Common adverse events reported in patients in one study of oral- corticosteroid-dependent adult patients (n=111), at doses of 500 mcg or 1000 mcg twice daily (greater than 10%) were: nasal congestion and blockage (16%), oral thrush (31%), rhinitis (13%), sinus infection/sinusitis (33%), upper respiratory tract infection (31%), arthralgia and articular rheumatism (17%), muscle pain (12%) and malaise and fatigue (16%).
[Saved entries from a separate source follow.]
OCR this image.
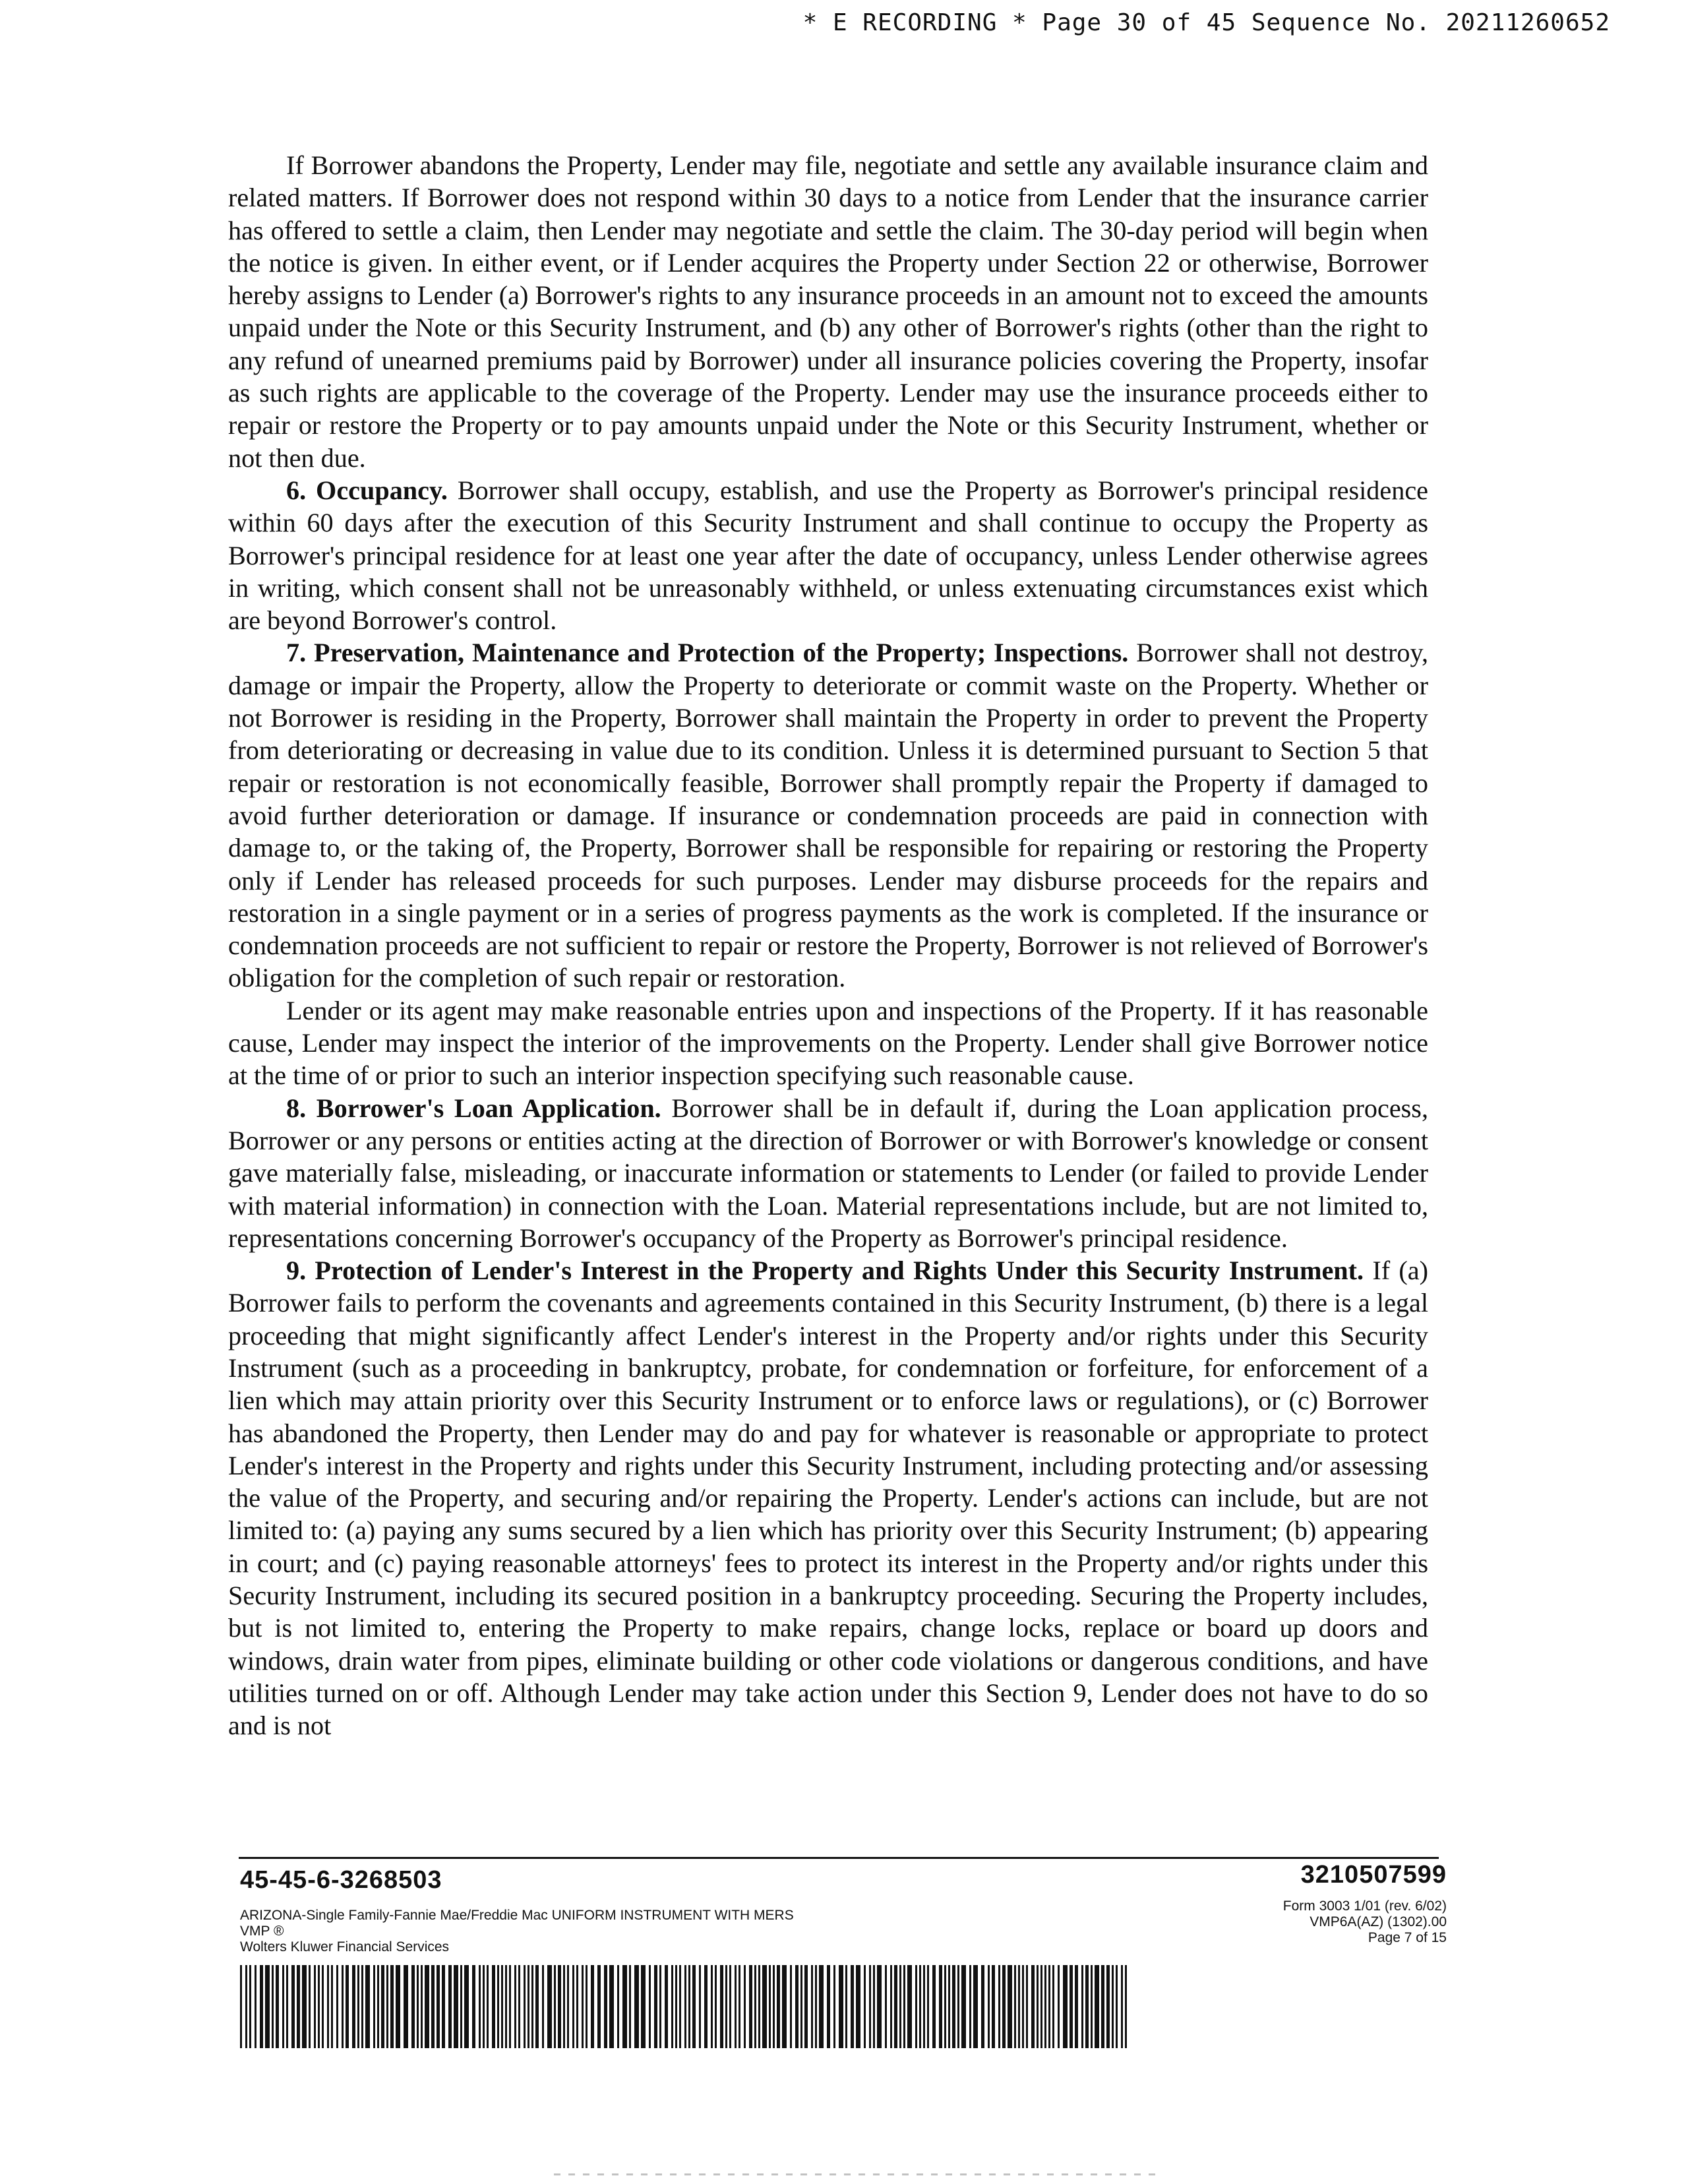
* E RECORDING * Page 30 of 45 Sequence No. 20211260652

If Borrower abandons the Property, Lender may file, negotiate and settle any available insurance claim and related matters. If Borrower does not respond within 30 days to a notice from Lender that the insurance carrier has offered to settle a claim, then Lender may negotiate and settle the claim. The 30-day period will begin when the notice is given. In either event, or if Lender acquires the Property under Section 22 or otherwise, Borrower hereby assigns to Lender (a) Borrower's rights to any insurance proceeds in an amount not to exceed the amounts unpaid under the Note or this Security Instrument, and (b) any other of Borrower's rights (other than the right to any refund of unearned premiums paid by Borrower) under all insurance policies covering the Property, insofar as such rights are applicable to the coverage of the Property. Lender may use the insurance proceeds either to repair or restore the Property or to pay amounts unpaid under the Note or this Security Instrument, whether or not then due.

6. Occupancy. Borrower shall occupy, establish, and use the Property as Borrower's principal residence within 60 days after the execution of this Security Instrument and shall continue to occupy the Property as Borrower's principal residence for at least one year after the date of occupancy, unless Lender otherwise agrees in writing, which consent shall not be unreasonably withheld, or unless extenuating circumstances exist which are beyond Borrower's control.

7. Preservation, Maintenance and Protection of the Property; Inspections. Borrower shall not destroy, damage or impair the Property, allow the Property to deteriorate or commit waste on the Property. Whether or not Borrower is residing in the Property, Borrower shall maintain the Property in order to prevent the Property from deteriorating or decreasing in value due to its condition. Unless it is determined pursuant to Section 5 that repair or restoration is not economically feasible, Borrower shall promptly repair the Property if damaged to avoid further deterioration or damage. If insurance or condemnation proceeds are paid in connection with damage to, or the taking of, the Property, Borrower shall be responsible for repairing or restoring the Property only if Lender has released proceeds for such purposes. Lender may disburse proceeds for the repairs and restoration in a single payment or in a series of progress payments as the work is completed. If the insurance or condemnation proceeds are not sufficient to repair or restore the Property, Borrower is not relieved of Borrower's obligation for the completion of such repair or restoration.

Lender or its agent may make reasonable entries upon and inspections of the Property. If it has reasonable cause, Lender may inspect the interior of the improvements on the Property. Lender shall give Borrower notice at the time of or prior to such an interior inspection specifying such reasonable cause.

8. Borrower's Loan Application. Borrower shall be in default if, during the Loan application process, Borrower or any persons or entities acting at the direction of Borrower or with Borrower's knowledge or consent gave materially false, misleading, or inaccurate information or statements to Lender (or failed to provide Lender with material information) in connection with the Loan. Material representations include, but are not limited to, representations concerning Borrower's occupancy of the Property as Borrower's principal residence.

9. Protection of Lender's Interest in the Property and Rights Under this Security Instrument. If (a) Borrower fails to perform the covenants and agreements contained in this Security Instrument, (b) there is a legal proceeding that might significantly affect Lender's interest in the Property and/or rights under this Security Instrument (such as a proceeding in bankruptcy, probate, for condemnation or forfeiture, for enforcement of a lien which may attain priority over this Security Instrument or to enforce laws or regulations), or (c) Borrower has abandoned the Property, then Lender may do and pay for whatever is reasonable or appropriate to protect Lender's interest in the Property and rights under this Security Instrument, including protecting and/or assessing the value of the Property, and securing and/or repairing the Property. Lender's actions can include, but are not limited to: (a) paying any sums secured by a lien which has priority over this Security Instrument; (b) appearing in court; and (c) paying reasonable attorneys' fees to protect its interest in the Property and/or rights under this Security Instrument, including its secured position in a bankruptcy proceeding. Securing the Property includes, but is not limited to, entering the Property to make repairs, change locks, replace or board up doors and windows, drain water from pipes, eliminate building or other code violations or dangerous conditions, and have utilities turned on or off. Although Lender may take action under this Section 9, Lender does not have to do so and is not

45-45-6-3268503
ARIZONA-Single Family-Fannie Mae/Freddie Mac UNIFORM INSTRUMENT WITH MERS
VMP ®
Wolters Kluwer Financial Services
3210507599
Form 3003 1/01 (rev. 6/02)
VMP6A(AZ) (1302).00
Page 7 of 15
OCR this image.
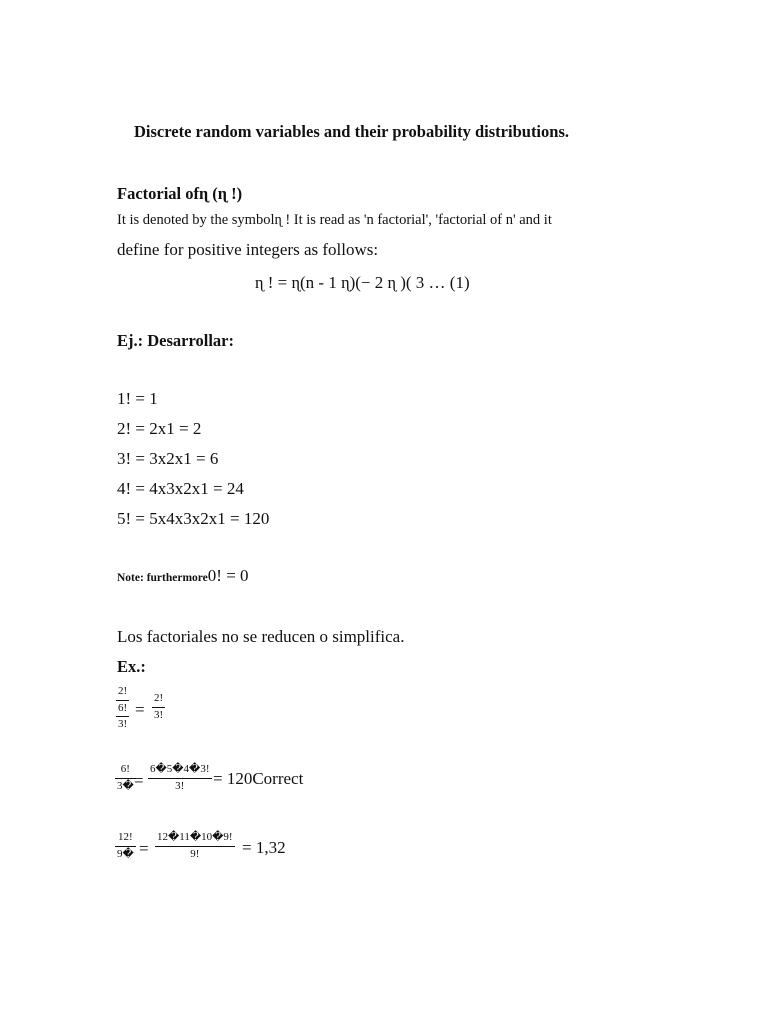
Discrete random variables and their probability distributions.
Factorial ofɳ (ɳ !)
It is denoted by the symbolɳ ! It is read as 'n factorial', 'factorial of n' and it
define for positive integers as follows:
ɳ ! = ɳ(n - 1 ɳ)(− 2 ɳ )( 3 … (1)
Ej.: Desarrollar:
1! = 1
2! = 2x1 = 2
3! = 3x2x1 = 6
4! = 4x3x2x1 = 24
5! = 5x4x3x2x1 = 120
Note: furthermore0! = 0
Los factoriales no se reducen o simplifica.
Ex.:
$\frac{2!}{6!}$
3!
=
2!
3!
6!
3� =
6�5�4�3!
3! = 120Correct
12!
9� =
12�11�10�9!
9!	= 1,32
Particular care is needed for patients who are being transferred from oral corticosteroids to inhaled corticosteroids because, while adjusting to the switch, a patient may not be able to heal after surgery, infection, or serious injury. Patients should be warned to avoid exposure to chicken pox and measles, and if they are exposed, to consult their physicians without delay.

• References
  • (1) "HHS Targets Efforts on Asthma," HHS Fact Sheet, U.S. Department of Health and Human Services, May 4, 1999.
  • (2) Pediatric Asthma: Promoting Best Practices. Guide for Managing Asthma in Children. 1999. The American Academy of Allergy, Asthma & Immunology, Inc.
  • (3) Expert Panel Report 2: Guidelines for the Diagnosis and Management of Asthma, National Heart, Lung, and Blood Institute, National Institutes of Health. NIH Publication No. 97-4051, July 1997.